Actually, this question has two parts in it:
(a) What is the motivation for bringing in a product that involves r and F to define a quantity called torque, and
(b) Why is that written in the precise fashion r X F
This post will deal with the first part
Think about opening a door. Your experience tells you that you need to expend less effort by applying force as far away from the hinge as possible. How does this happen? Why does the point of application of force make a difference?

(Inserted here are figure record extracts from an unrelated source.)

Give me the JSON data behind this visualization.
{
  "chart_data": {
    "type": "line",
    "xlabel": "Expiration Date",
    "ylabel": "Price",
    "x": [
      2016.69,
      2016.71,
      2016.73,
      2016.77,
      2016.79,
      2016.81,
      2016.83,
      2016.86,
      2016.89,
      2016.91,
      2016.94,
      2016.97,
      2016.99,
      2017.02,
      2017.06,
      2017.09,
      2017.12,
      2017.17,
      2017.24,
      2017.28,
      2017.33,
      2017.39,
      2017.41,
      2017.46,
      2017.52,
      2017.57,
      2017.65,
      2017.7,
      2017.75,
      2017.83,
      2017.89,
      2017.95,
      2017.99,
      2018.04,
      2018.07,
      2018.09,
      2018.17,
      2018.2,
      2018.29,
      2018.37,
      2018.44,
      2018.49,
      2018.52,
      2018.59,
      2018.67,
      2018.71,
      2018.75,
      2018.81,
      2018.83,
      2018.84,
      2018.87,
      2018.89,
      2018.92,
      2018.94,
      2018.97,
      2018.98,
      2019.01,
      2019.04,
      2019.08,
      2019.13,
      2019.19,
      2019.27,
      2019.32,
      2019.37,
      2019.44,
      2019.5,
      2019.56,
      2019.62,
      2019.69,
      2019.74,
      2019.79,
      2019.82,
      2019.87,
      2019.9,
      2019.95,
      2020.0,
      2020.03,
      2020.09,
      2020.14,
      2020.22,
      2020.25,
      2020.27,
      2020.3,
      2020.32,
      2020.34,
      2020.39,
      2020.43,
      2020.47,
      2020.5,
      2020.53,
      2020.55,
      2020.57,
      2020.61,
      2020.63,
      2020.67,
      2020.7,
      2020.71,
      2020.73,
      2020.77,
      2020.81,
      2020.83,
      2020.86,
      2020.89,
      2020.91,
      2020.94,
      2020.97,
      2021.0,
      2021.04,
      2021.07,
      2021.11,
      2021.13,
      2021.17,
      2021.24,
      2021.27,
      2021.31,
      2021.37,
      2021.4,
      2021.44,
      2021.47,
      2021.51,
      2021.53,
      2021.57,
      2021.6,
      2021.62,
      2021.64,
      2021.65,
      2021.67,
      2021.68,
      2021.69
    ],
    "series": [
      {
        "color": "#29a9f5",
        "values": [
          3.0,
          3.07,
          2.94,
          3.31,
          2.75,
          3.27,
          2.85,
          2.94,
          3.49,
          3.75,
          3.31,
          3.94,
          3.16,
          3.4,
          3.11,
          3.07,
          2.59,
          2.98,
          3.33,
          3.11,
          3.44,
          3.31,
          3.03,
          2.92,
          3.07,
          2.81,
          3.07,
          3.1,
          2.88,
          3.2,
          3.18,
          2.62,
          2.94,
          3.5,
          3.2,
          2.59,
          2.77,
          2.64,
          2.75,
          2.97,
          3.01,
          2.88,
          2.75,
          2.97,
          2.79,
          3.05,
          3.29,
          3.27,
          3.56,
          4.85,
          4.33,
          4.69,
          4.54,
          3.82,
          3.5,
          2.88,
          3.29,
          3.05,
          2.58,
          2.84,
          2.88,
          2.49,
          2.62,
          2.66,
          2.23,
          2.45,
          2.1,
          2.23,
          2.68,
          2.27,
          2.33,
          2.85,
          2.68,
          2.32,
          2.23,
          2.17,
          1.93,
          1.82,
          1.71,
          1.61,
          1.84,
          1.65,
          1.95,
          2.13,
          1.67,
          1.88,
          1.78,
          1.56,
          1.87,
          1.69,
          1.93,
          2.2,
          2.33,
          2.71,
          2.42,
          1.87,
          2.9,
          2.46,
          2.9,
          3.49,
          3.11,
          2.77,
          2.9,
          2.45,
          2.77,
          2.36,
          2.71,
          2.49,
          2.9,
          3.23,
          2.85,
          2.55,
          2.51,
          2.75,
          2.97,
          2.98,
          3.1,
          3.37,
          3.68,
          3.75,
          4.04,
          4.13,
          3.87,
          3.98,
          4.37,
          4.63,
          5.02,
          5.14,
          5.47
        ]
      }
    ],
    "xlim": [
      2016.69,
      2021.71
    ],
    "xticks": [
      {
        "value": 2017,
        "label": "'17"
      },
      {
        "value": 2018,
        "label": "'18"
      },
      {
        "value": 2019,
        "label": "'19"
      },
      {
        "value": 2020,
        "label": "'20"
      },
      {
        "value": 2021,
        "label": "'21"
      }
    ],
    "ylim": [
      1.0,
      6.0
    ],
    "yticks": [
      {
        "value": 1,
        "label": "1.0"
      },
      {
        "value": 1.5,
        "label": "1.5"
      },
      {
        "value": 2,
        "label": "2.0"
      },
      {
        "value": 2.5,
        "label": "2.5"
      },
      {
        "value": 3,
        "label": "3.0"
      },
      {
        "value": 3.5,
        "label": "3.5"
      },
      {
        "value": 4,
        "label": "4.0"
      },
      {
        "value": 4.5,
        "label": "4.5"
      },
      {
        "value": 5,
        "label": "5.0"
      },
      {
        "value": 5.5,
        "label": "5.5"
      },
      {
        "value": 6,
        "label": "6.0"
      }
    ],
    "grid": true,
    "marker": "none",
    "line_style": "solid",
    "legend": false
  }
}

Notice that for the same angular displacement, a point further away from the hinge moves through a greater displacement than a point closer to the hinge. That means the same force does greater work when it is applied further away from the hinge. This provides us with a starting point.
Let us say it is applied at a distance R from the hinge and at the time interval dt it moves through an angle dθ. Let the force be applied at an angle φ
The work done is F \sin \phi \times R d \theta
Now, this example has been chosen so so that the effect of the force on the body is pure rotation. The work done causes only a change in KE. Hence, now an element of mass dm at a distance r undergoes a change in kinetic energy of
\frac{1}{2} dm \times r^2 (\omega + d \omega)^2 - \frac{1}{2} dm \times r^2 \omega ^2 = dm \times r^2 \omega d \omega
Now if you take this for the entire body, you will get
d \omega \times \int r^2 dm.
This quantity \int r^2 dm is denoted by I.
So the change in KE is just I d \omega
So now we have F \sin \phi \times R d \theta = I \omega d \omega
Then, F \sin \phi \times R \frac{d \theta}{dt} = I \omega \frac{d \omega}{dt}
and hence F \sin \phi \times R \omega = I \omega \alpha \Rightarrow F \sin \phi \times R = I \alpha
Denoting F \sin \phi \times R by \tau we have
\tau = I \alpha.